Hey everyone! I finally finished up with all of the competitors I was able to get shots of at the Nationals. Here is a link to my favorites from the trial:

5DogsPhotography by Betty  

For those of you that didn't know, I ended up being the photographer for the event!!


----------



## FredD (Jul 5, 2009)

Real nice pictures!


----------



## BlkCzechGSD (Jul 9, 2009)

great shots!!some were really intense wow!


----------



## alaman (May 3, 2006)

Great pictures. I just bought one of a friend of mine for her Christmas gift.


----------



## wicked1996 (Aug 28, 2002)

Thank you Fred, BlkCzechGSD and Alaman!

LOL alaman, I was wondering who it was that bought that print! Thank you very much!


----------



## kindevog (Dec 4, 2008)

Betty Nice shots thank you so much for steping up on short notice

Jeff


----------



## wicked1996 (Aug 28, 2002)

You are very welcome Jeff and thank you!! It was nice to meet you!







Did you see the Assistant Dog shots! <wink>


----------



## Bullet (Dec 14, 2000)

Hi Betty,

Thanks for the photo's. The assistant dog is Hex, the IPOFH champ.

Al


----------



## gsdlove212 (Feb 3, 2006)

Very nice pictures Betty!
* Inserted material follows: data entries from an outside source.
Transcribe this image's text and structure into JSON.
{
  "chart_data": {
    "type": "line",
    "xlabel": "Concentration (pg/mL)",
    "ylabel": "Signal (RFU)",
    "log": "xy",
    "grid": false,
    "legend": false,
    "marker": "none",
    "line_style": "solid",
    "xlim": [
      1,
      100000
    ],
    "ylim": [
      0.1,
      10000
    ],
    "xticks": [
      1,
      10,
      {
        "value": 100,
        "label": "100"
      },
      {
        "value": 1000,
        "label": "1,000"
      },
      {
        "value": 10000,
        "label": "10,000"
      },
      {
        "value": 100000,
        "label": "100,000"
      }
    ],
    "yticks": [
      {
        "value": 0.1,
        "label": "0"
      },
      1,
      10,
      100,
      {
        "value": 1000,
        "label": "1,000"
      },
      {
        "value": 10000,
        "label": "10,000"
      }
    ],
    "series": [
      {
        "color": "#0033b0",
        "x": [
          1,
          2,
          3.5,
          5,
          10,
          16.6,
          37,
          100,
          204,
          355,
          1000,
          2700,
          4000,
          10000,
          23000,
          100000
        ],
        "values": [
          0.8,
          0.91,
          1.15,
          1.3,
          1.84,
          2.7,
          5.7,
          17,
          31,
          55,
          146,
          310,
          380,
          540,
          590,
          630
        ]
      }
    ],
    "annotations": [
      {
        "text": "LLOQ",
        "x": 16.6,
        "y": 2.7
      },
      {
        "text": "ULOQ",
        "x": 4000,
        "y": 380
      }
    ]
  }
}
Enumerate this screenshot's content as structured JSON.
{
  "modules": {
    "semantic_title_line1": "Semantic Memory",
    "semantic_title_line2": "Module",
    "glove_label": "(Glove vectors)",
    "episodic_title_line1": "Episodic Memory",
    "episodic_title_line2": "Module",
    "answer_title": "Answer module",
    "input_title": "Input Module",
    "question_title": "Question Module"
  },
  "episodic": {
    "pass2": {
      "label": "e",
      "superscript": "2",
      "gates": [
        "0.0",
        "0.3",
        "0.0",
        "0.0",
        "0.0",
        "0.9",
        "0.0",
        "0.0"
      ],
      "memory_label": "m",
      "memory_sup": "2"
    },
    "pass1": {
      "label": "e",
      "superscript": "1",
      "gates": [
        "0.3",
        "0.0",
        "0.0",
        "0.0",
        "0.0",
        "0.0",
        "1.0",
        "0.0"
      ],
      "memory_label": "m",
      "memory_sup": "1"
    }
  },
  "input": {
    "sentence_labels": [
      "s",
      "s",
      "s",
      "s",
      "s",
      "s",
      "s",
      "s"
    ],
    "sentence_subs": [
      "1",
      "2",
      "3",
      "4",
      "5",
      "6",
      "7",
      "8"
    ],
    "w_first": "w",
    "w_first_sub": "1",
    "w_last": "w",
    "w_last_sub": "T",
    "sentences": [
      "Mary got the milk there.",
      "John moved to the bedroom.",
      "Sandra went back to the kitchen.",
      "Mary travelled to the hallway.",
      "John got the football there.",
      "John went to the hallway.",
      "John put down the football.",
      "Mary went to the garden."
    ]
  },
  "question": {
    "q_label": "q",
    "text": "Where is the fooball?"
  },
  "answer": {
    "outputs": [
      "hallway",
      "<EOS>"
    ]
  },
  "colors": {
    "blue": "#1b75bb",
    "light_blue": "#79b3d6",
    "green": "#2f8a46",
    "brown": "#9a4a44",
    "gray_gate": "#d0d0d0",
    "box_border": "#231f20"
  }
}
I really enjoyed looking through them!


----------



## nh_greg (Jul 12, 2002)

Nice pictures Betty!!!


----------



## rokanhaus (Mar 20, 2006)

AMAZING shots!


----------



## alaman (May 3, 2006)

Great service too. I ordered yesterday and got notice it has shipped already.


----------



## wicked1996 (Aug 28, 2002)

Thank you GSDlove, Greg and Kandi!

You are very welcome Al!!

Thanks alaman!! That's so nice to hear!!







I have found that the lab I chose has a very quick turn around....so far! They usually ship within 3 days. They say they will ship within 5-7 days (I think, don't remember), but my order arrived 5 days after I placed it. I think it all depends on how busy the lab is.


----------



## Barb E (Jun 6, 2004)

Nice job as always Betty!!


----------